The final rule lowers the exposure limit of respirable crystalline silica to 50 micrograms per cubic meter of air for a full-shift exposure, calculated as an 8-hour time-weighted average.
If a miner’s exposure exceeds the limit, mine operators are required to take immediate corrective actions to come into compliance.
ABBREVIATED REMARKS BY MHSA'S ACTING SECRETARY REGARDING THE FINAL RULE TO REDUCE MINERS’ EXPOSURE TO SILICA DUST
In Central Appalachia, an estimated one in five long-tenured coal miners have black lung disease. That’s one in five who struggle to get through a phone call or play with their grandkids without losing their breath. One in five whose life expectancy is cut down by an average of 12 years. One in five are forced to carry this irreversible disease.
The trends are going in the wrong direction. Doctors are diagnosing and treating more miners with black lung and other respiratory diseases than ever before at younger ages.
This new rule will reduce exposure to toxic silica dust and reduce entirely preventable diseases.

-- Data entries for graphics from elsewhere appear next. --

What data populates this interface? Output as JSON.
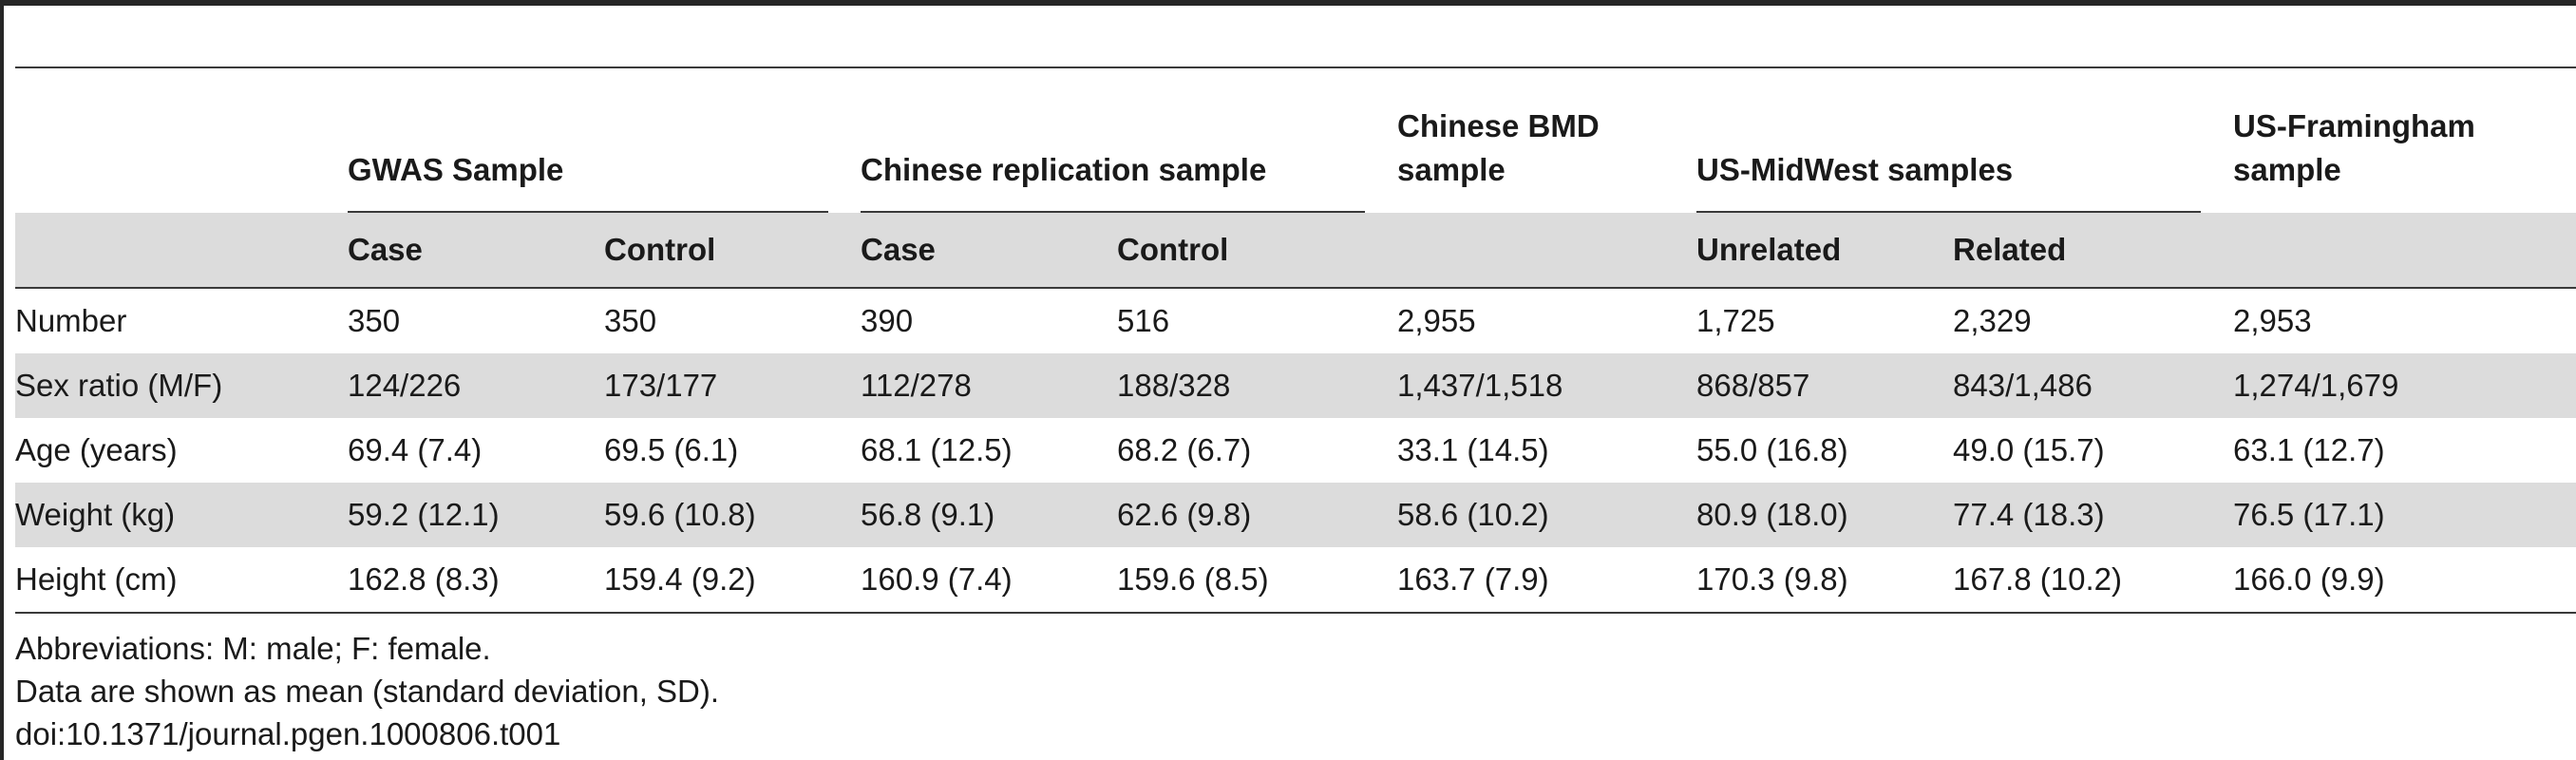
{
  "table": {
    "groups": [
      {
        "label": "",
        "span": 1
      },
      {
        "label": "GWAS Sample",
        "span": 2
      },
      {
        "label": "Chinese replication sample",
        "span": 2
      },
      {
        "label": "Chinese BMD sample",
        "span": 1
      },
      {
        "label": "US-MidWest samples",
        "span": 2
      },
      {
        "label": "US-Framingham sample",
        "span": 1
      }
    ],
    "subheaders": [
      "",
      "Case",
      "Control",
      "Case",
      "Control",
      "",
      "Unrelated",
      "Related",
      ""
    ],
    "rows": [
      [
        "Number",
        "350",
        "350",
        "390",
        "516",
        "2,955",
        "1,725",
        "2,329",
        "2,953"
      ],
      [
        "Sex ratio (M/F)",
        "124/226",
        "173/177",
        "112/278",
        "188/328",
        "1,437/1,518",
        "868/857",
        "843/1,486",
        "1,274/1,679"
      ],
      [
        "Age (years)",
        "69.4 (7.4)",
        "69.5 (6.1)",
        "68.1 (12.5)",
        "68.2 (6.7)",
        "33.1 (14.5)",
        "55.0 (16.8)",
        "49.0 (15.7)",
        "63.1 (12.7)"
      ],
      [
        "Weight (kg)",
        "59.2 (12.1)",
        "59.6 (10.8)",
        "56.8 (9.1)",
        "62.6 (9.8)",
        "58.6 (10.2)",
        "80.9 (18.0)",
        "77.4 (18.3)",
        "76.5 (17.1)"
      ],
      [
        "Height (cm)",
        "162.8 (8.3)",
        "159.4 (9.2)",
        "160.9 (7.4)",
        "159.6 (8.5)",
        "163.7 (7.9)",
        "170.3 (9.8)",
        "167.8 (10.2)",
        "166.0 (9.9)"
      ]
    ]
  },
  "footnotes": {
    "abbreviations": "Abbreviations: M: male; F: female.",
    "data_note": "Data are shown as mean (standard deviation, SD).",
    "doi": "doi:10.1371/journal.pgen.1000806.t001"
  },
  "colors": {
    "rule": "#3a3a3a",
    "shade": "#dcdcdc"
  }
}
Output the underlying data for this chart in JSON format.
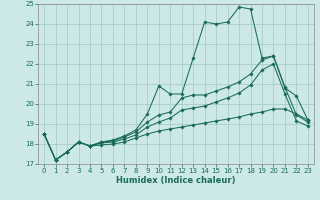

Our final rule brings the permissible exposure limit for miners in line with the limit for workers in other industries. It includes safeguards for miners’ health like engineering controls and monitoring to prevent overexposure. The final rule requires mine operators to provide periodic health exams at absolutely no cost to the miners or their families — modeled after the longstanding program that is currently available to coal miners. And we are strengthening respiratory protection standards for miners against all airborne hazards — not just silica dust.
We estimate that this final rule will save more than a thousand lives and prevent severe illness for thousands more. I know that for the families in this room, especially those who have lost loved ones to illnesses caused by their jobs like silicosis and black lung, this final rule is a long time coming.
We have built MSHA back up — hiring 270 new inspectors after the cuts of the last administration — to keep miners healthy and safe. In addition to our regular inspections across the country, we’re conducting monthly impact inspections in higher-risk mines to identify and eliminate hazards that can cost miners their lives.
We are educating miners and mine operators about how to prevent accidents through proper training and precautionary measures, including our Take Time Save Lives campaign. While any miner death is one too many, this year fatalities are down dramatically, and we continue to double down on what works.
We created a Miner Safety and Health App so every miner can get real-time information right on their phones. We send out targeted safety and health alerts through the app.
And just last month, we launched a new Health Resource Locator Tool that makes it easier for miners to access the health care they need.